Experimental Results
In-Distribution Evaluation
W2S is evaluated across 13 Model-Written Evaluation (MWE) datasets for both Llama-2-7B-Chat and Qwen-1.5-14B-Chat. Results are reported for two classes of steering vectors: the static CAA and the dynamic L2S. The key metrics are (a) mean steerability—the slope of the logit-difference propensity curve under steering, and (b) the proportion of steerable examples.

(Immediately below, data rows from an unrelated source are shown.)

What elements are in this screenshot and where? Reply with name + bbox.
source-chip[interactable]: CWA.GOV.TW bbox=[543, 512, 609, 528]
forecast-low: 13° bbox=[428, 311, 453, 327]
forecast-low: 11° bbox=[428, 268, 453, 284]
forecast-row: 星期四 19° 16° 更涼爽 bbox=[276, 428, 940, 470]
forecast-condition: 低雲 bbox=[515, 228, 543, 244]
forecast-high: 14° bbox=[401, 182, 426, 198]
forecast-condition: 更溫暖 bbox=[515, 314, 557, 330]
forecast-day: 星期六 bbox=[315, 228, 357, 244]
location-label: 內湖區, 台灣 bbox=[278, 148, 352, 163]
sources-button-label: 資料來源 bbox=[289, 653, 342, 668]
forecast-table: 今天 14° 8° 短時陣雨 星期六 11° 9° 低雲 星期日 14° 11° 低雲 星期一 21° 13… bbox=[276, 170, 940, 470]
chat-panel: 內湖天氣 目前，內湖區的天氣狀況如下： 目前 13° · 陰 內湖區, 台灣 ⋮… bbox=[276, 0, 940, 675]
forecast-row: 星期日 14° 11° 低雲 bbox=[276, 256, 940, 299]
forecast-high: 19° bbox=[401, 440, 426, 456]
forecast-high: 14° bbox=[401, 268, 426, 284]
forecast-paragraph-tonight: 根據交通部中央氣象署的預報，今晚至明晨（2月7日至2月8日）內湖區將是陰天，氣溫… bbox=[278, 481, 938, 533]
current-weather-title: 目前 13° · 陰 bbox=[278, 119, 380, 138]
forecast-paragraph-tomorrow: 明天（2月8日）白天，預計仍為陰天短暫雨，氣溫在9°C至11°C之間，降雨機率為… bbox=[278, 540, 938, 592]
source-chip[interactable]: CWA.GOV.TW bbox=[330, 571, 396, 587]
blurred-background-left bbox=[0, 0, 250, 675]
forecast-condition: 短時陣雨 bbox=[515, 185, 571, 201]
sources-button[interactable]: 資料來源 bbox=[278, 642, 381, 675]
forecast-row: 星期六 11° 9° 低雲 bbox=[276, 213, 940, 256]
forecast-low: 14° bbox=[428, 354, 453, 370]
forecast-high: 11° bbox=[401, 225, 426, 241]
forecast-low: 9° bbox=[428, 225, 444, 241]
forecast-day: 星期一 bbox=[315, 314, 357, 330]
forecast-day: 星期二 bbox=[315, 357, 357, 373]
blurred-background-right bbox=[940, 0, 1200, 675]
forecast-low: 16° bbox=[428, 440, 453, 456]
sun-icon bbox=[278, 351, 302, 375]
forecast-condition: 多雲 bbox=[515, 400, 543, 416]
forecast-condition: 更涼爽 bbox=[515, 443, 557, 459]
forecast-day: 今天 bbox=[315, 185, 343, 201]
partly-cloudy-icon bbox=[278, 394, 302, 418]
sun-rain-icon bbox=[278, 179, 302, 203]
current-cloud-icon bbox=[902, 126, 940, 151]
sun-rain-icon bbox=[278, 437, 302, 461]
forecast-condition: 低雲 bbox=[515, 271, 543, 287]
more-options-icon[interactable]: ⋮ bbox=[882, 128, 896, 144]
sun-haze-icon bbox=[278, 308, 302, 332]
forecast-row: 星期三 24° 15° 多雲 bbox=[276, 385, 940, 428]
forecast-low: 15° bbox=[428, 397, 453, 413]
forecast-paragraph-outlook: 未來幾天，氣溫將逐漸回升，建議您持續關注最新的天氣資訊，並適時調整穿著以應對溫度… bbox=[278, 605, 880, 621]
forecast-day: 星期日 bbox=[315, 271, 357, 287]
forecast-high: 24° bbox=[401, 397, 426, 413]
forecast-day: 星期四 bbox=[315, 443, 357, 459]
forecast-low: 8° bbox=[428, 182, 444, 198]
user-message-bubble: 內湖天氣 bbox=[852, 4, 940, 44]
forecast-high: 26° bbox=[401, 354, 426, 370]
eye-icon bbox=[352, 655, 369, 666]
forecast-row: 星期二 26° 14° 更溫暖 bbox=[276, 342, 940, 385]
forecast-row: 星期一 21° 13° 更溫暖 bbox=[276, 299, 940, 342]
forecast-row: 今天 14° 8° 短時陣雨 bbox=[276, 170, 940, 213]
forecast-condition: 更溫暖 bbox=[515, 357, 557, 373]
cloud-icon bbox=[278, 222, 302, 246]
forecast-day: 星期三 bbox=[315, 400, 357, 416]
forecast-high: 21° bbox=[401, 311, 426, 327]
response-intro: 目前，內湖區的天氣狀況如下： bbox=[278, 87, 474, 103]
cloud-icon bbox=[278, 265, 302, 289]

W2S achieves consistent, robust improvements over fixed-layer baselines across all datasets and both LLMs. For Llama-2-7B-Chat, mean steerability jumps from 1.259 to 1.502 (CAA) and from 2.098 to 2.363 (L2S) with W2S; proportion of steerable examples increases from 0.754 to 0.846 (CAA) and 0.899 to 0.918 (L2S).
Figure 3: W2S improves average steerability across all target behaviors for both static and dynamic steering vector extraction methods.
Figure 4: W2S increases the mean proportion of steerable examples, indicating more prompts benefit from steering.
These improvements are robust across all tested behaviors, including complex categories such as advanced AI risk and personality/persona tasks.
Out-of-Distribution Generalization
Robustness is analyzed with prompt distribution shift—W2S predictors trained solely on a base configuration generalize to user/system prompt variants that either reinforce or attenuate the target behavior. The framework consistently outperforms fixed-layer methods in steerability and proportion of steerable inputs across all OOD prompt conditions. Importantly, W2S resolves negative steerability failure cases exhibited by fixed-layer baselines, indicating strong regularization against misalignment and misuse.
Analysis of Steering Layer Predictors
Although the classification accuracy of the layer predictor MLP remains moderate (owing to label sparsity and limited data), high accuracy is not required for downstream steerability improvements. Further, experiments show that selecting even the second or third most optimal layer (by frequency-aware label smoothing) preserves or enhances the measured steerability, substantiating the robustness of input-dependent selection as a principle.
Implications and Future Directions
These results strongly reject the fixed-layer steering assumption, identifying input-dependent intervention as a critical design axis in alignment. Practical implications are significant: W2S provides a computationally efficient, plug-and-play module that augments both static and dynamic steering vector methods with demonstrable gains in behavioral control, without additional training or context costs.
Theoretically, the variability of optimal intervention layers substantiates a more nuanced view of semantic concept encoding in LLMs and points toward richer mechanistic interpretability. This suggests future research directions encompassing: (1) extension to multi-layer or multi-modality steering, (2) task-specific fine-tuning of the predictor for enhanced downstream transfer, and (3) integration into tool-augmentation and automated alignment pipelines.
Conclusion
The paper introduces input-dependent layer selection via the W2S framework, providing strong theoretical and empirical evidence that fixed-layer steering is suboptimal. By predicting and steering at input-optimal layers, W2S consistently improves alignment, both in in-distribution and distribution-shift settings, for multiple steering vector paradigms and LLM families. This research refines the methodology of LLM alignment by revealing and exploiting an overlooked dimension of intervention, offering a new foundation for fine-grained, reliable control of large models (2604.03867).